Monday, April 1, 2019


Apakah aku jenuh dengan kesendirian?

Untuk saat ini aku sendiri pun tak tahu apa yang aku inginkan. Tentang rasa, tentang mereka, tentang cinta semua seperti bahasa sansekerta yang tak mampu aku eja. Ini bukan sekedar tentang aku yang pernah terluka, atau tentang cerita pahit yang tak pernah bisa terlupa.

Aku hanya tak lagi mudah untuk percaya. Karena setia dan rasa yang pernah aku bangun dengan tulus di balas dengan dusta dan bahagia yang aku kira nyata ternyata hanya fatamorgana. Sendiri terdengar lebih baik daripada terjebak lagi dalam permainan

Apakah aku siap untuk kembali jatuh cinta?Untuk saat ini aku sudah tak mampu lagi mendefinisikan apa itu cinta. Rasa, cinta, bahagia, setia… semuanya seperti ilalang yang mengering dan lalu terbakar dusta.

Bukan karena aku masih mencintai dia dari masa lalu atau pun terjebak dalam drama nostalgia. Aku hanya tahu bahwa hati ini jauh lebih berharga dari sebuah rasa dan aku takut kembali menyerahkan hatiku pada orang yang salah.
Cinta memang indah, tapi tidak lebih berharga dari pada bahagia.


Entahlah terkadang hidup ini bukan tentang benar atau salah, bukan melulu tentang menjadi apa yang mereka pikir semestinya. Hidup ini adalah tentang bagaimana kita menentukan pilihan yang membawa kita pada sukacita. Dan bila pilihannya antara cinta dan bahagia, pada akhirnya aku memilih untuk bahagia.

Salah satu kebahagiaan adalah ketika melihat orang yang kita cintai bahagia.
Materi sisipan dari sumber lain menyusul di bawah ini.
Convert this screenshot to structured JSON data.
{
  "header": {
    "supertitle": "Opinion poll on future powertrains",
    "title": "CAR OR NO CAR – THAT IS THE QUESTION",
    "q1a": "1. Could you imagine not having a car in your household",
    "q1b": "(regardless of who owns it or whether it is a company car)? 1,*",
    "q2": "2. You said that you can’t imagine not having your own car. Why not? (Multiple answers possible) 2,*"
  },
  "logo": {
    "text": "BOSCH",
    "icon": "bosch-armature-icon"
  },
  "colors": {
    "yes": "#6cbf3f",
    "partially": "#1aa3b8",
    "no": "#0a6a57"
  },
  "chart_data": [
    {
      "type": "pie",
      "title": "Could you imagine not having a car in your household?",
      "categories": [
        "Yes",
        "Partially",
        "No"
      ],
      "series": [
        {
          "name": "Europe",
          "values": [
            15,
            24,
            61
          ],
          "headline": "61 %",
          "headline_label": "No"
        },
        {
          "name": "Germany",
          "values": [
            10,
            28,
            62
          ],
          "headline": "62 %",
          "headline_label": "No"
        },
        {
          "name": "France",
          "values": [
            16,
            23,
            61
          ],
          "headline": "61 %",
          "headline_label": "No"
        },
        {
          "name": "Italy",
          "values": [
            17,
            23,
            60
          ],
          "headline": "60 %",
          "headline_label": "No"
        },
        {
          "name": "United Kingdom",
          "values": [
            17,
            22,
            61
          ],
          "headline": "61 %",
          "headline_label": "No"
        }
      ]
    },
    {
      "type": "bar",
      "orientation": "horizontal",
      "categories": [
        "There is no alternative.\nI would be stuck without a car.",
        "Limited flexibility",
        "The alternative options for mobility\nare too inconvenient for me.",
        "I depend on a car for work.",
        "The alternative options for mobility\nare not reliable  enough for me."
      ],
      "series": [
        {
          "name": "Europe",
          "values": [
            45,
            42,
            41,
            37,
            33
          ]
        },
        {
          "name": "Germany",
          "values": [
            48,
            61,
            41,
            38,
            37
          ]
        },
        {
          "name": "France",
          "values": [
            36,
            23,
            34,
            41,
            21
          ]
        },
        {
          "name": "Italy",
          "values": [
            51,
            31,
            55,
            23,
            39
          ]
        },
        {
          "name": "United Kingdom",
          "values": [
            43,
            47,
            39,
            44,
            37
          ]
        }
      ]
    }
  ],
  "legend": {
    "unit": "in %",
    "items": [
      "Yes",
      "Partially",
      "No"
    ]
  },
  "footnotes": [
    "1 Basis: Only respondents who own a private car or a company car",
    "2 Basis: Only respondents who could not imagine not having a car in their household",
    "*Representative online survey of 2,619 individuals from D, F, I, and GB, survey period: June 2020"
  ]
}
Kebahagiaan jenis ini levelnya lebih tinggi dari kebahagiaan yang bersifat individual. Boleh jadi, ini masuk dalam kategori kebahagiaan sosial.

Tidak gampang untuk memperoleh kebahagiaan jenis ini. Apalagi bagi mereka yang bersifat egois. Semua kebahagiaannya diukur dari kebahagiaan diri sendiri. Orang yang demikian adalah tipikal 'pemburu kebahagiaan', yang justru tidak pernah menemukan kebahagiaan...

Berumah tangga adalah sebuah cara untuk memperoleh kebahagiaan, dengan cara membahagiakan pasangan kita. Partner kita. Istri atau suami. Bisakah itu terjadi? Bisa, ketika berumah tangga dengan berbekal cinta. Bukan sekadar berburu cinta. Lho, memang apa bedanya?

Berbekal cinta, berarti kita mencintai pasangan kita. Ingin memberikan sesuatu kepada pasangan agar ia merasa bahagia. Sedangkan berburu cinta, berarti kita menginginkan untuk dicintai. Menginginkan sesuatu dari pasangan kita, sehingga kita merasa bahagia.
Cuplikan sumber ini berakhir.